Glenealy Set to Record Robust Growth – Analyst
18/05/2011 (Borneo Post) - Glenealy Plantations Bhd (Glenealy), an upstream planter, is expected to register strong production growth at least for the next few years in view of its young age profile and further expansion plans in Indonesia.
According to a research report by OSK Research Sdn Bhd (OSK Research), Glenealy was principally a timber company but was now wholly focused on oil palm activities after selling off its timber assets in 2001.
Based on figures from 2010, the company had a planted area of 28,537 hectares (ha) in Sabah and Sarawak. The trees were largely young, with 51 per cent of its trees at or younger than five years old.
Sixty per cent of the company’s trees were below peak production age, so there was ample room for fresh fruit bunch (FFB) production growth moving forward.
Following a decline in production in financial year 2011 (FY11), Glenealy was expected to experience double-digit FFB production growth in FY12 and FY13, peaking at 440,000 tonnes per annum in FY19 based on existing planted area.
This was due to improving yield which came with increasingly prime trees.

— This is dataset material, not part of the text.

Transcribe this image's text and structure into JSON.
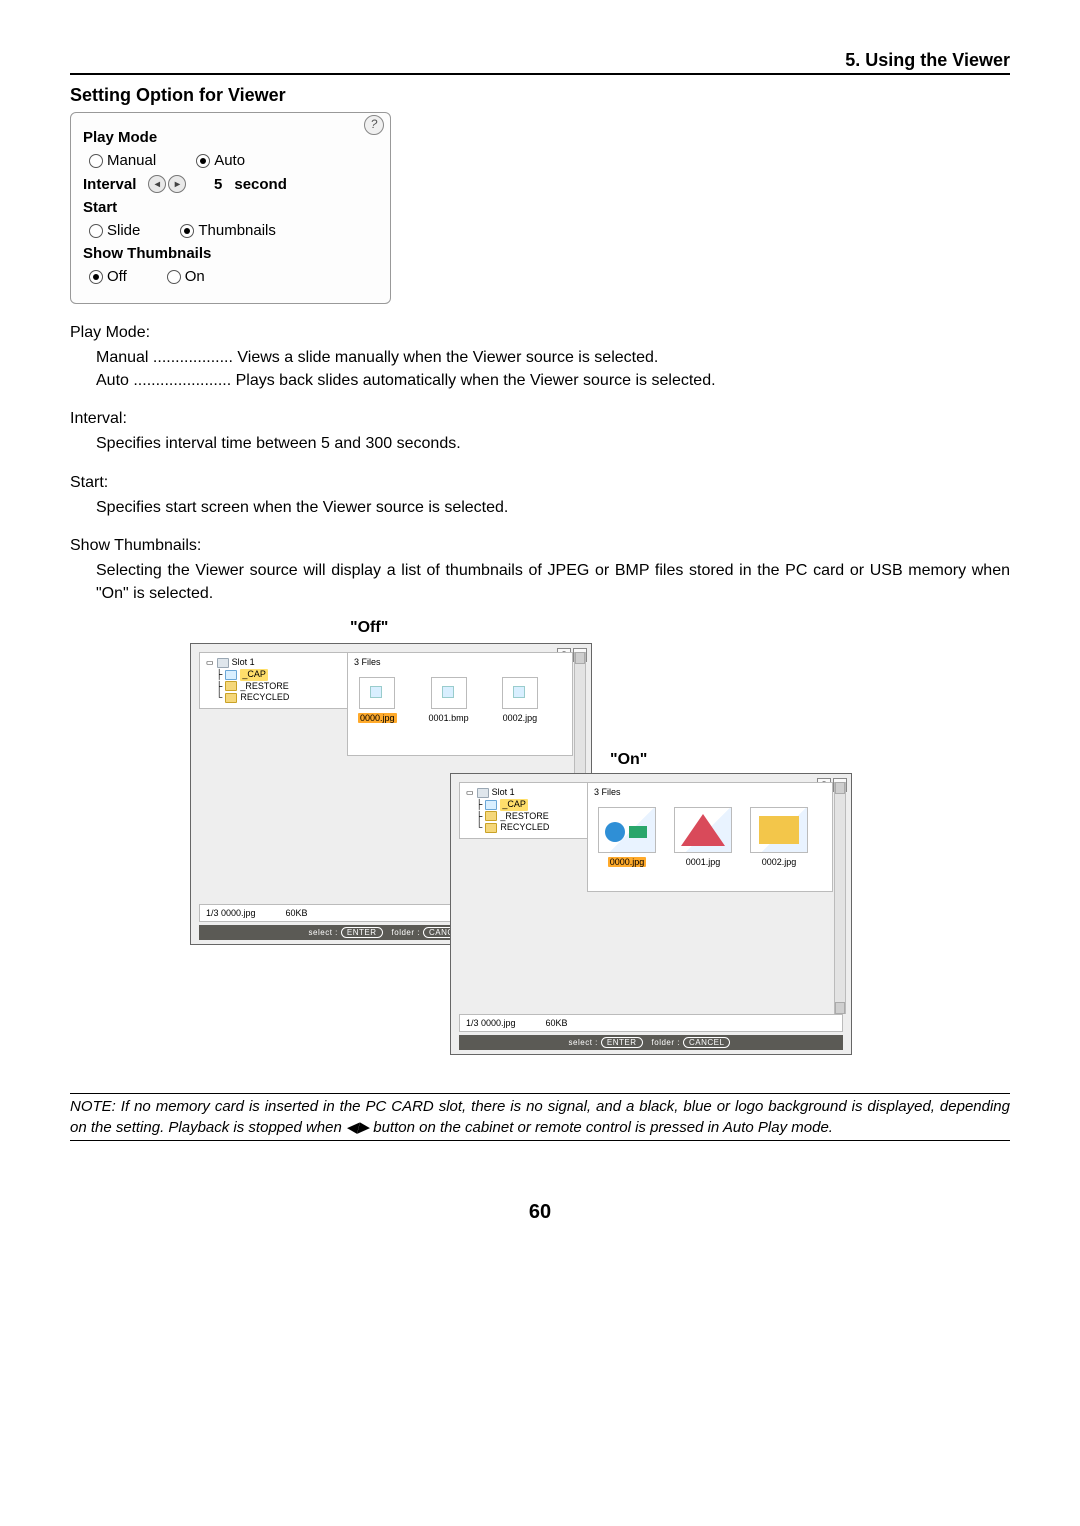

With a 4,000 ha annual planting rate, OSK Research forecasted production to more than double by FY19.
A more aggressive 6,000 ha annual planting rate would bring the doubling effect one year forward to FY18.
Glenealy currently had about 11,000 ha of plantable area in Kalimantan Timur, of which some 2,000 to 3,000 ha would be planted each year.

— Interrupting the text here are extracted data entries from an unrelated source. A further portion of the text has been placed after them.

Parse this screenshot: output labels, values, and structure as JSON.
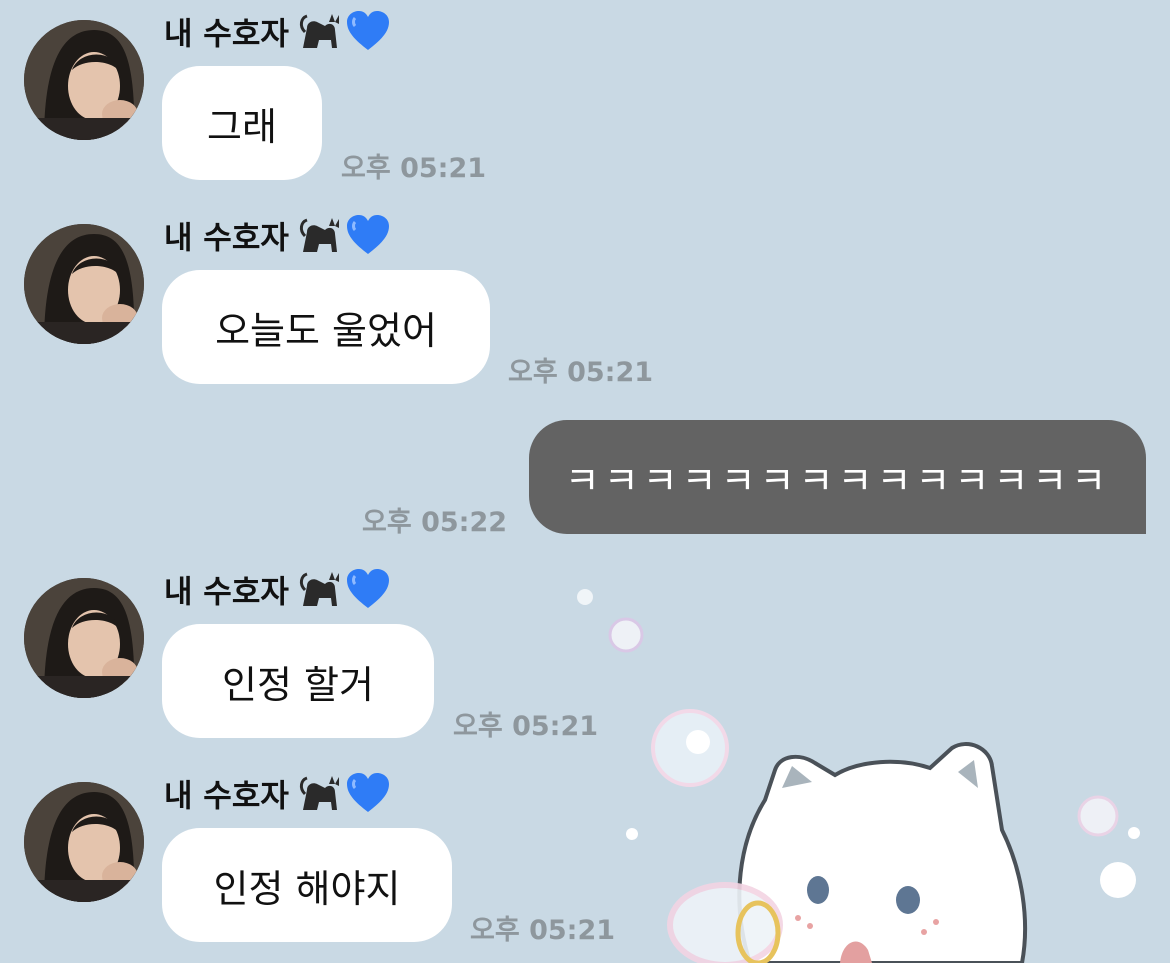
{
  "conversation": {
    "messages": [
      {
        "sender": "내 수호자",
        "text": "그래",
        "time": "오후 05:21"
      },
      {
        "sender": "내 수호자",
        "text": "오늘도 울었어",
        "time": "오후 05:21"
      },
      {
        "text": "ㅋㅋㅋㅋㅋㅋㅋㅋㅋㅋㅋㅋㅋㅋ",
        "time": "오후 05:22"
      },
      {
        "sender": "내 수호자",
        "text": "인정 할거",
        "time": "오후 05:21"
      },
      {
        "sender": "내 수호자",
        "text": "인정 해야지",
        "time": "오후 05:21"
      }
    ]
  },
  "icons": {
    "sender_emoji_1": "black-cat-emoji",
    "sender_emoji_2": "blue-heart-emoji",
    "wallpaper": "white-cat-bubbles-illustration"
  },
  "colors": {
    "background": "#c9d9e4",
    "incoming_bubble": "#ffffff",
    "outgoing_bubble": "#636363",
    "timestamp": "#8e979d"
  }
}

Together with another 2,000 to 3,000 ha annual planting in Sarawak, the company’s planted area expansion would be boosted to about 4,000 to 6,000 ha per annum, the research firm observed.

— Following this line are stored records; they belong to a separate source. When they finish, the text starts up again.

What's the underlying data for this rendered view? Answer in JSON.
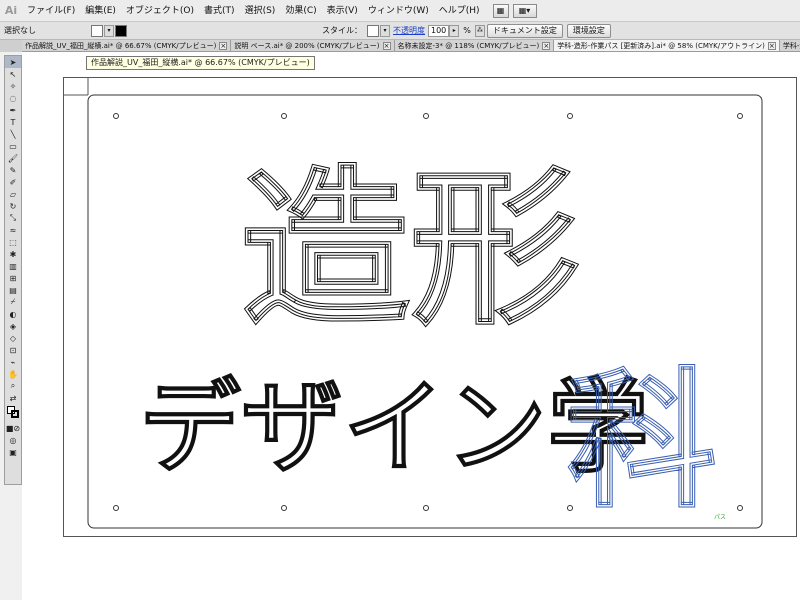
{
  "app": {
    "logo": "Ai"
  },
  "menu": [
    "ファイル(F)",
    "編集(E)",
    "オブジェクト(O)",
    "書式(T)",
    "選択(S)",
    "効果(C)",
    "表示(V)",
    "ウィンドウ(W)",
    "ヘルプ(H)"
  ],
  "control": {
    "selection_label": "選択なし",
    "style_label": "スタイル：",
    "opacity_link": "不透明度",
    "opacity_value": "100",
    "opacity_unit": "%",
    "doc_settings": "ドキュメント設定",
    "prefs": "環境設定"
  },
  "tabs": [
    {
      "label": "作品解説_UV_福田_縦横.ai* @ 66.67% (CMYK/プレビュー)",
      "active": false
    },
    {
      "label": "説明 ベース.ai* @ 200% (CMYK/プレビュー)",
      "active": false
    },
    {
      "label": "名称未設定-3* @ 118% (CMYK/プレビュー)",
      "active": false
    },
    {
      "label": "学科-造形-作業パス [更新済み].ai* @ 58% (CMYK/アウトライン)",
      "active": true
    },
    {
      "label": "学科-造形-補整アクリル・カット用.ai",
      "active": false
    }
  ],
  "tooltip": "作品解説_UV_福田_縦横.ai* @ 66.67% (CMYK/プレビュー)",
  "tools": [
    "selection-tool",
    "direct-selection-tool",
    "magic-wand-tool",
    "lasso-tool",
    "pen-tool",
    "type-tool",
    "line-tool",
    "rectangle-tool",
    "paintbrush-tool",
    "pencil-tool",
    "blob-brush-tool",
    "eraser-tool",
    "rotate-tool",
    "scale-tool",
    "warp-tool",
    "free-transform-tool",
    "symbol-sprayer-tool",
    "graph-tool",
    "mesh-tool",
    "gradient-tool",
    "eyedropper-tool",
    "blend-tool",
    "live-paint-tool",
    "live-paint-selection-tool",
    "artboard-tool",
    "slice-tool",
    "hand-tool",
    "zoom-tool"
  ],
  "artwork": {
    "line1": "造形",
    "line2": "デザイン学",
    "line2_selected": "科",
    "path_label": "パス",
    "outline_color": "#111111",
    "selected_color": "#3a5fb0"
  },
  "colors": {
    "menubar": "#ececec",
    "canvas": "#ffffff",
    "accent": "#1a3fc8"
  }
}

This expansion rate would fuel planted area growth by 15 per cent to 22 per cent for FY11 and by 13 per cent to 18 per cent for FY12.
Based on its current stock price, Glenealy’s implied enterprise value (EV) per planted hectare was only US$6,100 compared with its Malaysian industry peers’ of US$9,000 to US$21,000.
The analyst regarded the lower EV as an implication of a particularly steep discount of more than 60 per cent from the industry average.
Glenealy’s stock was trading at a forward price earnings of 9.5 times FY11 and 10 times FY12, placing them at the lower end relative to other companies within the research house’s Malaysian plantation coverage, which were trading at between 8.2 times and 18 times FY11.
Together with its stellar balance sheet with no debt and a large cash position, the analyst regarded Glenealy as having a positive outlook at current levels. The research house pegged the 12-month fair value of RM6.05 per share.